The Care Counsellor is responsible for supporting high-risk and non-compliant patients with chronic conditions by facilitating their proactive engagement in the Care Gaps Program. The role involves initiating patient onboarding, guiding them through their care journey, promoting treatment adherence, and addressing clinical gaps. Through coordinated, compassionate, and patient-centered communication, the coordinator ensures enhanced health outcomes, risk mitigation, and improved patient experience in alignment with organizational standards and regulatory requirements.
Take active responsibility to initiate patient onboarding and guides patient through the program with clinical support, clear communication, and planned coordination.
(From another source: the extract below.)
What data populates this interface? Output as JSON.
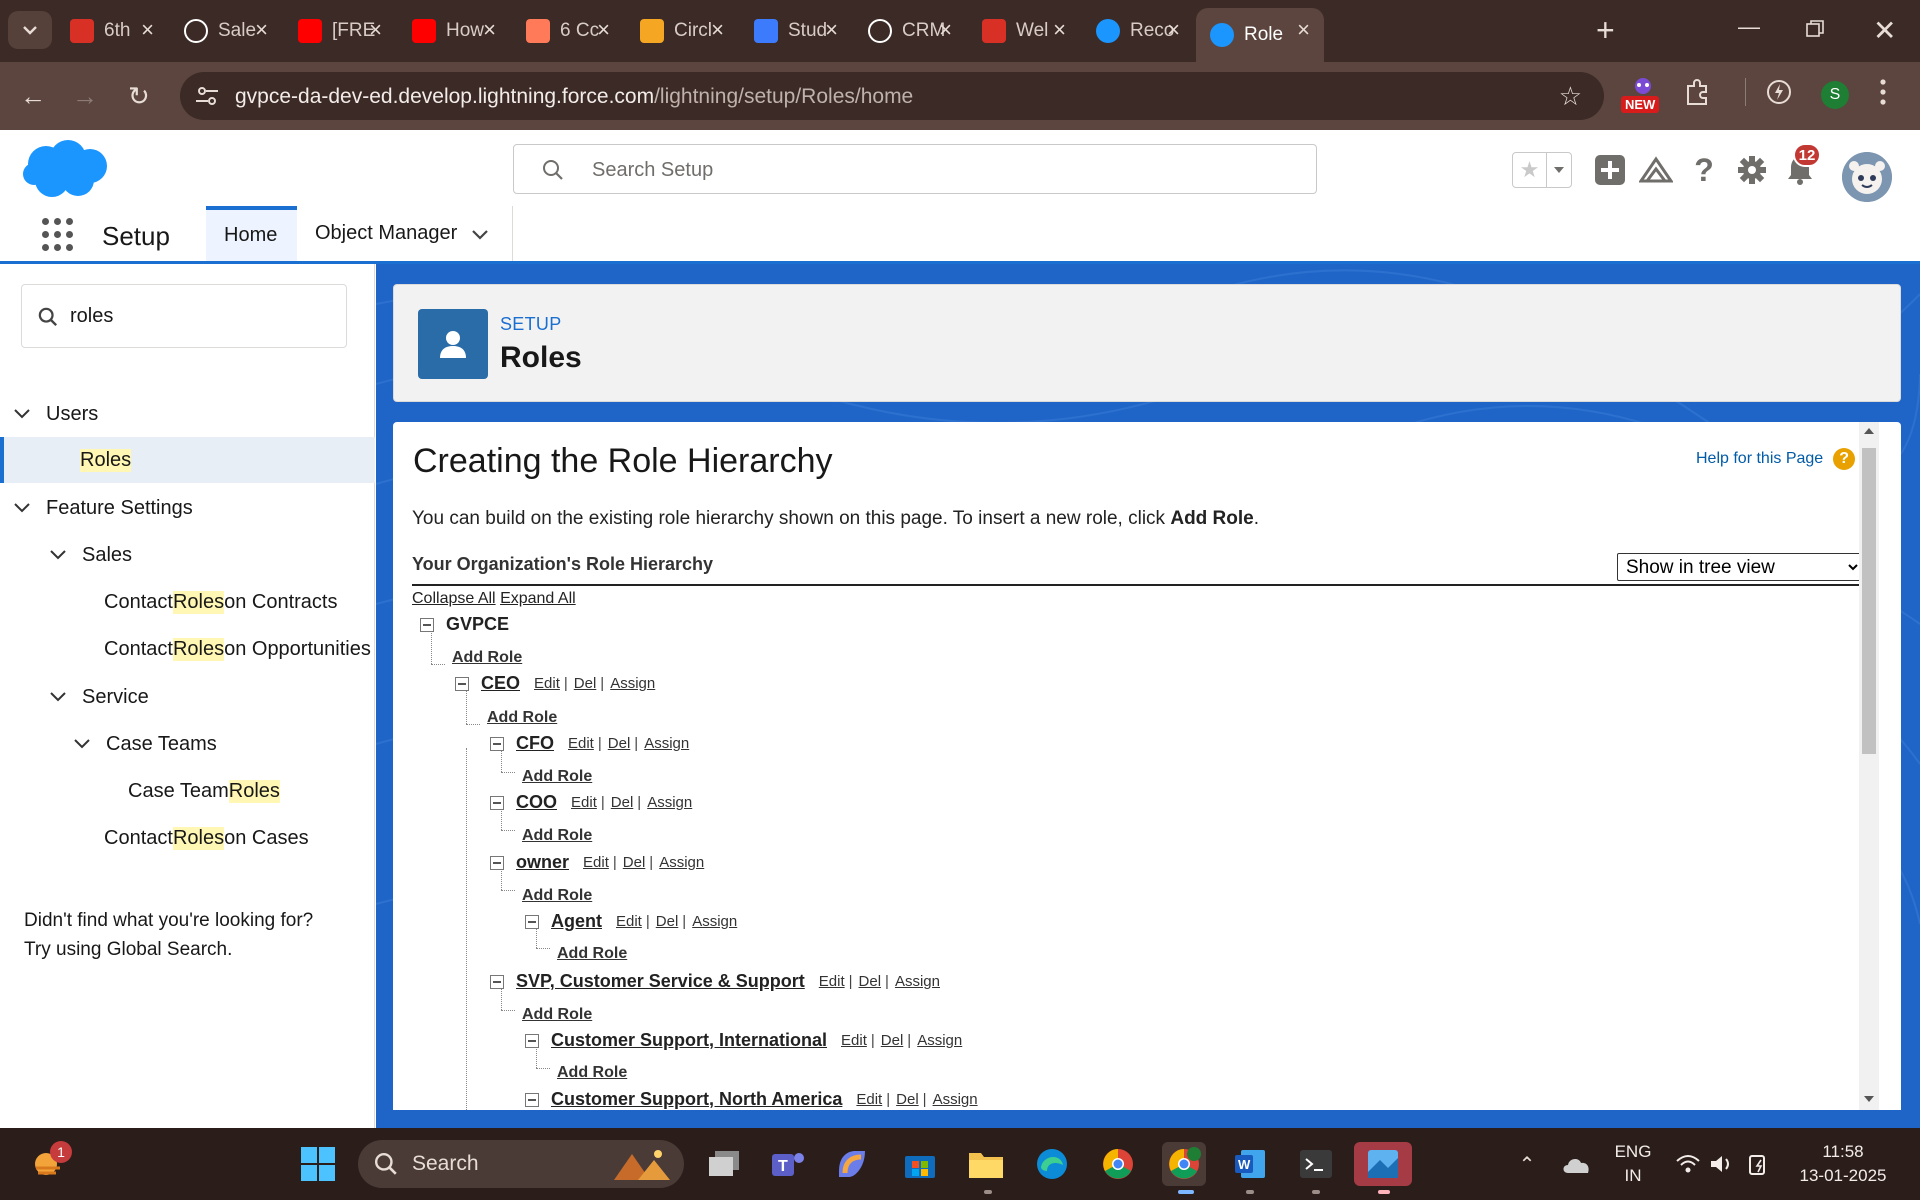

Ensure patient safety by identifying, preventing and managing risks in accordance with appropriate MCME risk policies, procedures and relevant legislation
To take active responsibility for positive patient experiences by creating a conducive environment as guided by nursing leadership
To provide accurate and comprehensive records of all communication, and education given to the patient, according to company standards and legal requirements
To utilize all required resources effectively and efficiently, according to company guidelines.
Bachelor’s degree or Diploma in Nursing or a related clinical field
2–3 years’ experience in chronic disease coordination, care navigation, or clinical administration.
Background as a nurse, clinic coordinator, case manager, or similar clinical-facing role.
Experience working with Electronic Health Records (EHR) systems; Trak Care knowledge is a strong plus.